Despite GE’s achievement in getting EPA approval for isobutane, other manufacturers have mostly failed to follow suit. Isobutane has been widely used in household refrigerators in Europe and parts of Asia for several years, but HFCs and HCFCs remain redolent in US refrigerators. Of course, this should all start to change in 2019 as HCFCs and HFCs begin to be phased out, even in the US, especially as California has now banned HFCs entirely. So, while we cannot currently recommend most household names in large appliances, this will likely change in the next couple of years as companies make the switch to planet-friendly coolants.
For now, the companies we recommend most highly for eco-friendly refrigerators include:
Along with GE, who also participate in the EPA’s RAD recycling program, Bosch are another excellent choice for an eco-friendly refrigerator as they use R600a (isobutane) and pentane in most of their fridges and freezers in addition to having an impressive environmental record and sustainability policies.
Miele’s refrigerators are also free from CFCs and HFCs, with the company instead using the same as Bosch and GE (isobutane and pentane).
Liebherr, the German company, also make HFC-free refrigerators that perform well. In 1993, they became the first manufacturer to convert their entire appliance range to HCFC/CFC-free refrigerants and Liebherr Appliances in North America was one of the first refrigeration manufacturers worldwide to be fully RoHS compliant by restricting the use of hazardous substances. Liebherr also use environmentally-friendly powder coatings without using any solvents when finishing their sheet metals, and heat generated during manufacturing processes is recycled as heating energy for their offices and production sites. They also label the plastic components in products to ensure easy and optimum recycling, and all their production sites are certified to the international quality standard ISO 9001 and to the international environmental management standard ISO 14001.
Blomberg is another brand to look for. They were the 2018 ENERGY STAR® Partner of the Year in the Product Brand Owner category and manufacture their refrigerators, which are at least 85 percent recyclable, in factories that are ISO 14001 certified (i.e. which are mindful of the safe and responsible use of materials, energy, and natural resources).
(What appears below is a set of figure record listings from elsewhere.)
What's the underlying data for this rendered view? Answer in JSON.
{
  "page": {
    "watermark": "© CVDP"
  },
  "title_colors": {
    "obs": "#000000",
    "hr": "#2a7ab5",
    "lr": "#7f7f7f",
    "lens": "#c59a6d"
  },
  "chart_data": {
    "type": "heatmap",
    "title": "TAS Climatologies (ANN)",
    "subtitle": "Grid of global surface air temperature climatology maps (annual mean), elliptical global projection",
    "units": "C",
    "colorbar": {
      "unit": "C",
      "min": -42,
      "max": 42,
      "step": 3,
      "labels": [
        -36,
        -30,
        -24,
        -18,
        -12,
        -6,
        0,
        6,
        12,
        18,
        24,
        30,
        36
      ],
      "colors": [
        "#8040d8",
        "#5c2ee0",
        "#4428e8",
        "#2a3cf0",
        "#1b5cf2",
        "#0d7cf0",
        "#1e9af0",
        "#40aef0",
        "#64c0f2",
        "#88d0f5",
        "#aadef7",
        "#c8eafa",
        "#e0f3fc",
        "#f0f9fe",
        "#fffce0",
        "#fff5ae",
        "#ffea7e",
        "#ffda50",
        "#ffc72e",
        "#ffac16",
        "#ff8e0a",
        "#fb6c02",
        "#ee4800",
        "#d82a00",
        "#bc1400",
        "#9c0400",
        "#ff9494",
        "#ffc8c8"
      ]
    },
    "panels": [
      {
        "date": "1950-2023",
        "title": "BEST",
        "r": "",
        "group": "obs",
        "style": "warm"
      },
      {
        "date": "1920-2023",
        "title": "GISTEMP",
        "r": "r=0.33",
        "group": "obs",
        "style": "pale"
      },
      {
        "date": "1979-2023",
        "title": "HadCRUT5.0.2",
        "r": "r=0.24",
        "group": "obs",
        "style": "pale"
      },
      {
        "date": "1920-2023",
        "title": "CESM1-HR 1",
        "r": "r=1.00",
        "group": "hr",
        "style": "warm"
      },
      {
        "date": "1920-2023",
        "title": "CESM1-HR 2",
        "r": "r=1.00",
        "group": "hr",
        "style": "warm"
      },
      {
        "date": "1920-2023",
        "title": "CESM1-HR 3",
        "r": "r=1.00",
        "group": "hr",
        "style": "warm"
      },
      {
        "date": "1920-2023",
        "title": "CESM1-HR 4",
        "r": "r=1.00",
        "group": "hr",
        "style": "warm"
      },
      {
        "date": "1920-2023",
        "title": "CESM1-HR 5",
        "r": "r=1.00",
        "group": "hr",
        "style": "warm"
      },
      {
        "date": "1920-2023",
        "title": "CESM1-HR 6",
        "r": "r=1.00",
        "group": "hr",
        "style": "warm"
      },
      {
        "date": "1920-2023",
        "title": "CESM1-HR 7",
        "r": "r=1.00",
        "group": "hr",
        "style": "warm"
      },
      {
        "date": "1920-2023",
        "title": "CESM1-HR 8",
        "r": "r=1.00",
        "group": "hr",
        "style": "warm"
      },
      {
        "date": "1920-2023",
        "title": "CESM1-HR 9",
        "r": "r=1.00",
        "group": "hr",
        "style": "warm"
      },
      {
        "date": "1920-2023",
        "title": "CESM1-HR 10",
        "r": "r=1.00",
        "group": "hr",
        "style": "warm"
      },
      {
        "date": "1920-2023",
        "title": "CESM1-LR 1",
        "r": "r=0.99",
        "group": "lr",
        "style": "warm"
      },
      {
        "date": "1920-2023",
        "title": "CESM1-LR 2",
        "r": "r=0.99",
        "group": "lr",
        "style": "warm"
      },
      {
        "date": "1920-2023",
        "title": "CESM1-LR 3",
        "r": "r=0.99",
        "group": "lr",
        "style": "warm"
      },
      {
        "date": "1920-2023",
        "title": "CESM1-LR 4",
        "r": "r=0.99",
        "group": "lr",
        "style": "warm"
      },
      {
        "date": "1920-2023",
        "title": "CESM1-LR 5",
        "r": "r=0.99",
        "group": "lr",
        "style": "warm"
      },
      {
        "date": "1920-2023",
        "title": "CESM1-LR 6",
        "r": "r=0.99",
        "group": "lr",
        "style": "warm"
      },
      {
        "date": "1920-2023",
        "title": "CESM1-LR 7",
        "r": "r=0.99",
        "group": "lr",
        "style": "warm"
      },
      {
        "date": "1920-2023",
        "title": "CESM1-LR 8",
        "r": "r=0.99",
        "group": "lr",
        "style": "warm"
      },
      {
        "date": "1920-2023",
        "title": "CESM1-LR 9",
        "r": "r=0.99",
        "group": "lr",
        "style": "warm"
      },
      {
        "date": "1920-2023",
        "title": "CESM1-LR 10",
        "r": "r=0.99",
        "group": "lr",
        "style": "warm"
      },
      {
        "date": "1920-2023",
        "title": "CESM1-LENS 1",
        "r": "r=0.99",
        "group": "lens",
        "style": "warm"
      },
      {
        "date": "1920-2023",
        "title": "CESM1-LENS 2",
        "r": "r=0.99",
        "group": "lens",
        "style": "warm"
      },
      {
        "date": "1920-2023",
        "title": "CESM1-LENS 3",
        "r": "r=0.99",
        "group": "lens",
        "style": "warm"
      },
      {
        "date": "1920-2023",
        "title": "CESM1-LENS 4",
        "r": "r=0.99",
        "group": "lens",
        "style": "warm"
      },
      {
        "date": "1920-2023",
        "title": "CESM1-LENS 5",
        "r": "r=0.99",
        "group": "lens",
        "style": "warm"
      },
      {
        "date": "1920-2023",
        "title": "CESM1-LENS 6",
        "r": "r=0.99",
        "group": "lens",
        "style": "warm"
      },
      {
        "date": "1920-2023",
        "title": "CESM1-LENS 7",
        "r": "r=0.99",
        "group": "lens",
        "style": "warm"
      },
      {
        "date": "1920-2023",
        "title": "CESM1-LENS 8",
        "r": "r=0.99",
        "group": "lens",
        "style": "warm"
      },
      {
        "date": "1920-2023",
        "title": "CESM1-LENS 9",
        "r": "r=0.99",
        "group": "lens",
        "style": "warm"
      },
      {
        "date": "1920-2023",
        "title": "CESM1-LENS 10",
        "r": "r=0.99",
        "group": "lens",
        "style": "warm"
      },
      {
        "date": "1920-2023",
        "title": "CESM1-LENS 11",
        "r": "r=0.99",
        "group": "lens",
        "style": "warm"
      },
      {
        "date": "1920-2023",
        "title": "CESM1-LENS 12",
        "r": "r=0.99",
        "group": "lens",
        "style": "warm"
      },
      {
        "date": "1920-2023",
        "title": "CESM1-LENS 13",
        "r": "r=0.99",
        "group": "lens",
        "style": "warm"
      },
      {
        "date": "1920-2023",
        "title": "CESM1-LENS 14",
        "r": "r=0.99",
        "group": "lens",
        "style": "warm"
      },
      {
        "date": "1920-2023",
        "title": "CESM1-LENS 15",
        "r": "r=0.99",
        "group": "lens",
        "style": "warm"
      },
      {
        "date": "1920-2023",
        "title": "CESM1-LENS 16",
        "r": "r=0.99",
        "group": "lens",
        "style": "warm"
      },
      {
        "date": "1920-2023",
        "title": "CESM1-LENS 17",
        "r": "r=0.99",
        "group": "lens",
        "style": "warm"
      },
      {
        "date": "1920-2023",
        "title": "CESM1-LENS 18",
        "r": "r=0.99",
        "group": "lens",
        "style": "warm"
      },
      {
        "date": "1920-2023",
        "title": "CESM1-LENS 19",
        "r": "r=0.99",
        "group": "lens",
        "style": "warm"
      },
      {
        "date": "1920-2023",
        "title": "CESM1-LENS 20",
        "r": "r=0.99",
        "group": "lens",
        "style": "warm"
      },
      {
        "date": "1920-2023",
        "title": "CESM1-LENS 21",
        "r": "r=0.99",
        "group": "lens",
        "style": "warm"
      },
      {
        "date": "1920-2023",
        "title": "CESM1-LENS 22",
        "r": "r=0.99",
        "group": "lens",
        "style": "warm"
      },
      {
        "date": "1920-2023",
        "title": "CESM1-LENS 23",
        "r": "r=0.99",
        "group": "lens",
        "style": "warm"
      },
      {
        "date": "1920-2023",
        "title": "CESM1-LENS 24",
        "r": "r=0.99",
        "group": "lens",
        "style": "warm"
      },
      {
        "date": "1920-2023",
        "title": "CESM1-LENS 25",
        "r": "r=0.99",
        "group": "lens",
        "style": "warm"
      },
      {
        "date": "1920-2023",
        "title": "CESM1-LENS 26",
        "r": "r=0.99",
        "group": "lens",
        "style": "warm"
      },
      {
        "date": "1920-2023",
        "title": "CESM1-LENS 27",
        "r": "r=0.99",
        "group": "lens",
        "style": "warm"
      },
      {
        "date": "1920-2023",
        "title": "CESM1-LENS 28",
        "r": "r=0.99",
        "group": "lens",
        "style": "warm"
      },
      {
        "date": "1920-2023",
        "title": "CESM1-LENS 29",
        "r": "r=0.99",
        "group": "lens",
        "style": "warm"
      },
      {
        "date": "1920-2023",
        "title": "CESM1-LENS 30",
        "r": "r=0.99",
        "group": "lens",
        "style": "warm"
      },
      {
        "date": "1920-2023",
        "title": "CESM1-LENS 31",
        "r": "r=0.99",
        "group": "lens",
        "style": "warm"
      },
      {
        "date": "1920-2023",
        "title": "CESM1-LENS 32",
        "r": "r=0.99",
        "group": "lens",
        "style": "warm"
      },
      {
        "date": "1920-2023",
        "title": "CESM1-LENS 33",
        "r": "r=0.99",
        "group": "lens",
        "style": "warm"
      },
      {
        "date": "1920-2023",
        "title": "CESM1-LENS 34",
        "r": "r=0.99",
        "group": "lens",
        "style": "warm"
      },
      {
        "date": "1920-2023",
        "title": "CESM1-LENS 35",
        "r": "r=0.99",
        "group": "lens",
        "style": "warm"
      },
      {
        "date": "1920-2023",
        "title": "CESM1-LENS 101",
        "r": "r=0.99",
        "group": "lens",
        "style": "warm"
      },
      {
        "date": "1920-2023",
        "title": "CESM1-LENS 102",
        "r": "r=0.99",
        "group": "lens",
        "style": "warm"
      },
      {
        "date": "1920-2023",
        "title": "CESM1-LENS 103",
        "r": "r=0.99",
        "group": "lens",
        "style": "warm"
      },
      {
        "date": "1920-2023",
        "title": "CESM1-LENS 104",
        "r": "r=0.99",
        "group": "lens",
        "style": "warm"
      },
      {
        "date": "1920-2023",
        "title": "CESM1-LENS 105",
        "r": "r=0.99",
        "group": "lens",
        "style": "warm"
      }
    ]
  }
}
They also claim that their refrigerators are built with 99.9 percent lead-free materials and are 100 percent free from ozone-depleting greenhouse gases.
Smeg are another excellent option for HFC-free refrigerators, with the Italian company demonstrating an impressive commitment to sustainability and environmental stewardship, in addition to offering energy-efficient appliances that are RoHS and REACH compliant.
EcoCool are a newer company offering refrigerator and freezer models that are impressively energy efficient. So much so that they can be run on a single solar panel, making them an excellent option as a refrigerator for a tiny home, boat, cabin, or other smaller household.
Frigidaire make some of the most economical energy-efficient refrigerators and include features such as a powered-down mode for when you’re away for a few days or longer. Their models seem to still use HFCs, however, which is why they haven’t made the cut for the ecoHome directory.
And, finally, companies such as Samsung and LG, relative newcomers to the market, are pushing the envelope for innovation, offering energy-efficient appliances with higher-end features at a mid-level price.